Greg Touhill: Well, there’s a lot to unpack there. But let me just say that when it comes to the cyber maturity model, we want to make sure that all of our suppliers, the defense industrial base, are in fact following best practices in cybersecurity, protecting intellectual property that results in better national security. So, I’m very encouraged by the movement forward for a CMMC program, and I’m looking forward to seeing that succeed. We want it to be as streamlined as possible, so that it is producing results that are effective, efficient, and secure. And my team at the CERT Division is been part of that construct and continues to remain engaged in that as we move forward. And if you take a look at the supply chain risk management, we at the CERT in the Software Engineering Institute have been working with the Department of Defense, which is our prime sponsor, to try to find means encouraging secure coding standards, to develop better requirements documents, to basically help the Department of Defense, as well as other government agencies be a better customer, be able to assess risk better, and help us get in there with industry so that we can help industry provide better and more secure products and code.

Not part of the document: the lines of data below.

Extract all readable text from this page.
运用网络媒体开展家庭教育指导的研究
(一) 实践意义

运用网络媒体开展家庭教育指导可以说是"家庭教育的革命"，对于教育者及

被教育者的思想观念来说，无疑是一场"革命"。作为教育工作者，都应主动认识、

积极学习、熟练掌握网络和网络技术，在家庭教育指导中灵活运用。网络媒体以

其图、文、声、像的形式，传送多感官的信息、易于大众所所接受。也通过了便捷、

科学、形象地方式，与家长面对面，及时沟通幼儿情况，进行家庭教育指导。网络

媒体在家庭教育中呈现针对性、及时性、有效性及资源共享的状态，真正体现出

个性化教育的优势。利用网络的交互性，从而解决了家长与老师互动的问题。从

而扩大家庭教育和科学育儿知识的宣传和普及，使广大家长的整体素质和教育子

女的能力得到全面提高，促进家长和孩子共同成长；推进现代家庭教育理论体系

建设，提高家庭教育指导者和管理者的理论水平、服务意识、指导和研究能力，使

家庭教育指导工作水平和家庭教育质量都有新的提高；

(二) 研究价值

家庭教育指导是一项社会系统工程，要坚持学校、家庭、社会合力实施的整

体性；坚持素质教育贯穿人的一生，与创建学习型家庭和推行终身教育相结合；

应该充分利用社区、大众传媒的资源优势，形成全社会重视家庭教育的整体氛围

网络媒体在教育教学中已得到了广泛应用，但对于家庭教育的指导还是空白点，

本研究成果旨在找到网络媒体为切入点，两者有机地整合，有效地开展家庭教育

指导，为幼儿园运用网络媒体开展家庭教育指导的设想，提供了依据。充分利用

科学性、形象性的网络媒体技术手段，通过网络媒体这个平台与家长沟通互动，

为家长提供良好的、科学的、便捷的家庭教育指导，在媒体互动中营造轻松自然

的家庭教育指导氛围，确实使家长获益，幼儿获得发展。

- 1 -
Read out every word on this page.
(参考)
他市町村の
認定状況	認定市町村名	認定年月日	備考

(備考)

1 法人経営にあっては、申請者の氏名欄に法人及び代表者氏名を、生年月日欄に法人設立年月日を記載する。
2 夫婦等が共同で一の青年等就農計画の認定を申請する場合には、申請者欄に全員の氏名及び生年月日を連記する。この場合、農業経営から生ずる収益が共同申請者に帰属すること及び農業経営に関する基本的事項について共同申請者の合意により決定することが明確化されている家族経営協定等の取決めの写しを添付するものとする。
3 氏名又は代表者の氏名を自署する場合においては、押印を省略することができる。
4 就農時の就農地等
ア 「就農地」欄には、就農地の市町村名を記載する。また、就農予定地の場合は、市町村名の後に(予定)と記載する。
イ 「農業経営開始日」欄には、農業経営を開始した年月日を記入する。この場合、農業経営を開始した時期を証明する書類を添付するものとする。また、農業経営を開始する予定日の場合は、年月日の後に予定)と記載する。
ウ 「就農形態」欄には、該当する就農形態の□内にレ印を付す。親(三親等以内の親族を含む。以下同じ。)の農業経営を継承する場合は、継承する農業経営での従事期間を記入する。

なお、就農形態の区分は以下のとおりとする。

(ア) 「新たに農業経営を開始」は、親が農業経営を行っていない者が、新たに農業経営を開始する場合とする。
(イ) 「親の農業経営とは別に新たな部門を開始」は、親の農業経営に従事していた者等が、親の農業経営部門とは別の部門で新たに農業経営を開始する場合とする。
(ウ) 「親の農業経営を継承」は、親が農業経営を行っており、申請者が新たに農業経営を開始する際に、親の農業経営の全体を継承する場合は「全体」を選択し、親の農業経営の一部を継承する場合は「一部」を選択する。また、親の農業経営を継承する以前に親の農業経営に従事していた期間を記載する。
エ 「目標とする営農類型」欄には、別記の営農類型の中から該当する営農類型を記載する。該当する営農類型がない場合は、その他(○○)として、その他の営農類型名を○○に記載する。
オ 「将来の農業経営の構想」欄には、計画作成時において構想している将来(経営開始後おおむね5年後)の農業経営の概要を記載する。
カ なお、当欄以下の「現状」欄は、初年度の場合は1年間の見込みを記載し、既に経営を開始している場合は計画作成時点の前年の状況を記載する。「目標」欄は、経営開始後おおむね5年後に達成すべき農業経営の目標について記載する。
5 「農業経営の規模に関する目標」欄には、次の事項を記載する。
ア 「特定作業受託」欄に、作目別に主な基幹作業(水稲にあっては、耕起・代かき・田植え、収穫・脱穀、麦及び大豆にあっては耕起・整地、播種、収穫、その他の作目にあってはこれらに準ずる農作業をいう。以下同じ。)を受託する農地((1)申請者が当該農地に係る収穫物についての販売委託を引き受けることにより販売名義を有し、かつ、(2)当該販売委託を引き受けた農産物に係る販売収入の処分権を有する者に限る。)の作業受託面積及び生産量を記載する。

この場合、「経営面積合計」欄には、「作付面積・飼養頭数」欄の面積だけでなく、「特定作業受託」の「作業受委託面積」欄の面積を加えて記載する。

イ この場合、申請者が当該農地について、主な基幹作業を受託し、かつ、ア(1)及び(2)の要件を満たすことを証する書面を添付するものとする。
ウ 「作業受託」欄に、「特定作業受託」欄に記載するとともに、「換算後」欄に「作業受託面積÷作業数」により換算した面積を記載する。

Tom Temin: So I guess the last question then, if anything is possible now that you’re moving to Pittsburgh, can the Pirates ever regained glory?
Greg Touhill: I’m very encouraged by where I’m seeing the Pirates this early in the season. Last night they won again, and I think that takes them to one game over .500. So, they’re on a roll.
Tom Temin: Greg Touhill is director of the CERT Division at the Software Engineering Institute. Thanks so much for joining me.
Greg Touhill: Thanks Tom. Thanks for having me on.